Você viu o trailer do filme? Caso não tenha visto, ele é o típico trailer que não te mostra absolutamente nada além de cenas para te instigar a ir ao cinema. “Mas pera aí, Fields…todo trailer não é assim?” Mais ou menos… todo trailer te dá um mínimo de direção ou o que esperar. Nesses tipos de trailer, como no A Cura, você não sabe quem vai fazer o que, onde e por que… ou seja, vá ao cinema descobrir. Então eu fui, né? E pra que…?

“Você está bem? Soube que foi ver A Cura…”

O longa se divide em 3 partes bem distintas. “Ah Fields… tu tá de sacanagem, não é possível… todo filme tem começo, meio e fim”. Sim, verdade. No entanto, A Cura faz com que essas 3 partes possuam tons e, quase, gêneros diferentes. A 1ª parte chega a te dar uma ponta de esperança pela temática no que parecia ser uma crítica ao capitalismo, à ambição e à falta ética no mundo corporativo. A película começa com Lockhart (Dane DeHaan) – sujeito que escala com determinação dentro da empresa financeira no qual trabalha rumo ao topo para poder olhar para baixo com desprezo – recebendo a missão de trazer para NY o presidente da empresa que se encontra em tratamento em um sanatório nos alpes suíços. Ao chegar, todo o mistério começa… “O que é esse lugar? Quem são essas pessoas sendo tratadas? Como e do que elas são tratadas? Uau… quantos mistérios… estou empolgado.” Toda a construção apontava, de forma cliché, para uma ligação entre o que é feito lá e a história desse antigo castelo onde o sanatório funciona. Em 30 min (das 2h26min) você já sabe o final.
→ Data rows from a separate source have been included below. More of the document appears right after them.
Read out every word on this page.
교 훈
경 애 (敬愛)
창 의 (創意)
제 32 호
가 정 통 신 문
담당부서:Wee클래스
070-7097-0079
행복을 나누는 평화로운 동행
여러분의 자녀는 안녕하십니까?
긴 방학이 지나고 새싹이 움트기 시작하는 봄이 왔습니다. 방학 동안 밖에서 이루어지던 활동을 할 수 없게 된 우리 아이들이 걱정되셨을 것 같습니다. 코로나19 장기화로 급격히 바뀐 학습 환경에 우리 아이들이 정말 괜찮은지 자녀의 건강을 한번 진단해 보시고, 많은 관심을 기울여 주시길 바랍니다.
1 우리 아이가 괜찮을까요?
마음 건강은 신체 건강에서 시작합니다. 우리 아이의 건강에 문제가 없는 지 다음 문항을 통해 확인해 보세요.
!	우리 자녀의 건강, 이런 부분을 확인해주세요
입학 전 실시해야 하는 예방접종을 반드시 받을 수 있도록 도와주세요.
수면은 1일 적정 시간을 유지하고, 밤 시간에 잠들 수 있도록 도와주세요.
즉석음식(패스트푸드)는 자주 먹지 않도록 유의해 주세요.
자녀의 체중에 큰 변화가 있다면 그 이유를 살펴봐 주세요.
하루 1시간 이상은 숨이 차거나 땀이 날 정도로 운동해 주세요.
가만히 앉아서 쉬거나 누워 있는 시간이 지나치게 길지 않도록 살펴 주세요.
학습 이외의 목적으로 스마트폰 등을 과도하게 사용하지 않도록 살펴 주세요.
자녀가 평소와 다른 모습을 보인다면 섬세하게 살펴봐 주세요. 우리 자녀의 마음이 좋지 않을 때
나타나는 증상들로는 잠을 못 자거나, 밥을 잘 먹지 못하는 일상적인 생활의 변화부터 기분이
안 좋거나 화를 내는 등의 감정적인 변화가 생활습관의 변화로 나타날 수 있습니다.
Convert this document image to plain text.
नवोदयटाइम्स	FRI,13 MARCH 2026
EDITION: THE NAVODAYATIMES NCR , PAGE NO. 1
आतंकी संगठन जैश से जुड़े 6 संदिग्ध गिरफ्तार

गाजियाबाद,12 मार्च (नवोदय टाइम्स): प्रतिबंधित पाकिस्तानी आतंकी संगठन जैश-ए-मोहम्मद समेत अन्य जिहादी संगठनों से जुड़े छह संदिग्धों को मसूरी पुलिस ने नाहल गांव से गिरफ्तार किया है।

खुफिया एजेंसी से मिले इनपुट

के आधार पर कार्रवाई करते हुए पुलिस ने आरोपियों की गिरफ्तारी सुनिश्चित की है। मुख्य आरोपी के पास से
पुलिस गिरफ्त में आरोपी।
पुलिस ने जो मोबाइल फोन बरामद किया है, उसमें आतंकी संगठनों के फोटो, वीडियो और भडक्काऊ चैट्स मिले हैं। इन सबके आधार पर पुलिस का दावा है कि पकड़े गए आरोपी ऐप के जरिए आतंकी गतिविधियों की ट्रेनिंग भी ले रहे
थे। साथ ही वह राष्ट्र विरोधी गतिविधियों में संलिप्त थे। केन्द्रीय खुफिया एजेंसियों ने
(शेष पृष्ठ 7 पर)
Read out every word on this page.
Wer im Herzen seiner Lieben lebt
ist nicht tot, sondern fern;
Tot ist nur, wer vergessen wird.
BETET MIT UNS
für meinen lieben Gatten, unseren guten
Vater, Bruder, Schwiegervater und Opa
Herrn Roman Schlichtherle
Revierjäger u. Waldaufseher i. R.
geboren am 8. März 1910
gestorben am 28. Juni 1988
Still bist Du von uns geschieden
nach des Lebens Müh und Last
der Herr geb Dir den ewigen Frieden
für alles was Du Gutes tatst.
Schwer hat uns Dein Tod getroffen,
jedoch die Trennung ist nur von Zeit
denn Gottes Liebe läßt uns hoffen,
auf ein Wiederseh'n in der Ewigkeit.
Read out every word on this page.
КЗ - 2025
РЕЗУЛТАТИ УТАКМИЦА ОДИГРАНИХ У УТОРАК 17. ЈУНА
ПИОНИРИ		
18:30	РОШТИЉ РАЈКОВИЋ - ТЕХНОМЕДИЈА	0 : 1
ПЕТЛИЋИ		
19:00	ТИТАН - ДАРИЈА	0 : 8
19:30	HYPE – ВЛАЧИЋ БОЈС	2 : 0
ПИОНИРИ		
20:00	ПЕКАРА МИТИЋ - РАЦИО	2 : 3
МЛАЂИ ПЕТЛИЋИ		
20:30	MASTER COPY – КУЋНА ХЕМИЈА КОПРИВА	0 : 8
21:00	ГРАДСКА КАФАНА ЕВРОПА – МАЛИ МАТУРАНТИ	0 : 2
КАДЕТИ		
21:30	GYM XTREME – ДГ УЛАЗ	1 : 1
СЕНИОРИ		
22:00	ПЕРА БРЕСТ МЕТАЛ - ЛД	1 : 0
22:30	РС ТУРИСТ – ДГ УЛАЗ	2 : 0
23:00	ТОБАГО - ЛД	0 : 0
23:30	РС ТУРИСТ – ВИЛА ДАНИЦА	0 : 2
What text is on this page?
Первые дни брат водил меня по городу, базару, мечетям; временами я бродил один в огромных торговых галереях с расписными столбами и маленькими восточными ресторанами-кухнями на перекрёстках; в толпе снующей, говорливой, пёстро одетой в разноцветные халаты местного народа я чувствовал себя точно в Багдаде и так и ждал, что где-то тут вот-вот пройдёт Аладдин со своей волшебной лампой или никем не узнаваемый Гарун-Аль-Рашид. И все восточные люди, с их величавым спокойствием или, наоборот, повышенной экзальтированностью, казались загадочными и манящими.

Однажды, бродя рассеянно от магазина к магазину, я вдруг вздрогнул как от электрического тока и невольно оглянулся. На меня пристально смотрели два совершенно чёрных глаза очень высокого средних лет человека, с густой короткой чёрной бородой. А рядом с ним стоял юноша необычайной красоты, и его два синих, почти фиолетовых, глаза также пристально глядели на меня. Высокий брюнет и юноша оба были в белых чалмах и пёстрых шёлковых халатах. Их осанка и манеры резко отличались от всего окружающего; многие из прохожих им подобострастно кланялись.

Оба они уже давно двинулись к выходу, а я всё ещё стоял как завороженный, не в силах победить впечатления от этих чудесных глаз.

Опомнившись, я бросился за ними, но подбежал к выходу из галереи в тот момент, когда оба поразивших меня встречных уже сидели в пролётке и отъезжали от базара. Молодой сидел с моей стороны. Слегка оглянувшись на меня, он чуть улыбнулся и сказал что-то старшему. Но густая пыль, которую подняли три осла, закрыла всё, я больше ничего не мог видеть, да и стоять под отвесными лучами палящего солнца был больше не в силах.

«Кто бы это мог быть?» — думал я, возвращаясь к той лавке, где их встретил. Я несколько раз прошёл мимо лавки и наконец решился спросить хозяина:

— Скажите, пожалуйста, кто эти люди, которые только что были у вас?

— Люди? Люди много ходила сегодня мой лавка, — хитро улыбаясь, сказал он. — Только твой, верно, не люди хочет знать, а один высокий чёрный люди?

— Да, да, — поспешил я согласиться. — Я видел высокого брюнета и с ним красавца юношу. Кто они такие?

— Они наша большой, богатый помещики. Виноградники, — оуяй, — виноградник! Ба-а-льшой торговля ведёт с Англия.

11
Que belo lugar… nada de ruim acontece aqui.

Aí começa a 2ª parte do longa, a parte que eu chamaria de: “você sabe mesmo?” O filme vira uma investigação com raros bons momentos em que você chega perto de duvidar que sabe o final, mas isso dura muito pouco. “Fields… isso é bom, não é?” Poderia ser se tivesse sido bem executado. Incrivelmente todos da cidade sabem toda a história, em detalhes, dos ocupantes do antigo castelo e seus destinos. E pior, eles parecem que combinam um com o outro que parte da história eles vão contar para Lockhart para não se repetirem e se complementarem. Cenas que chegam a causar vergonha alheia tomam parte também nesse momento. Consegue imaginar uma princesa da Disney dançando metal industrial em um pub? Nem eu.

O 3º ato é a despirocada máxima numa espiral de acontecimentos sem sentidos e não explicados… tudo o que foi (mal) construído nos atos anteriores é jogado fora. Fazia tempo que eu não via um terceiro ato tão ruim (e olha que eu vi O Chamado 3).

Imagina essa porra no inverno…

Ao final do filme eu entendi o significado do título. Eu precisava achar A Cura… então fui ver a pré estreia de Moonlight.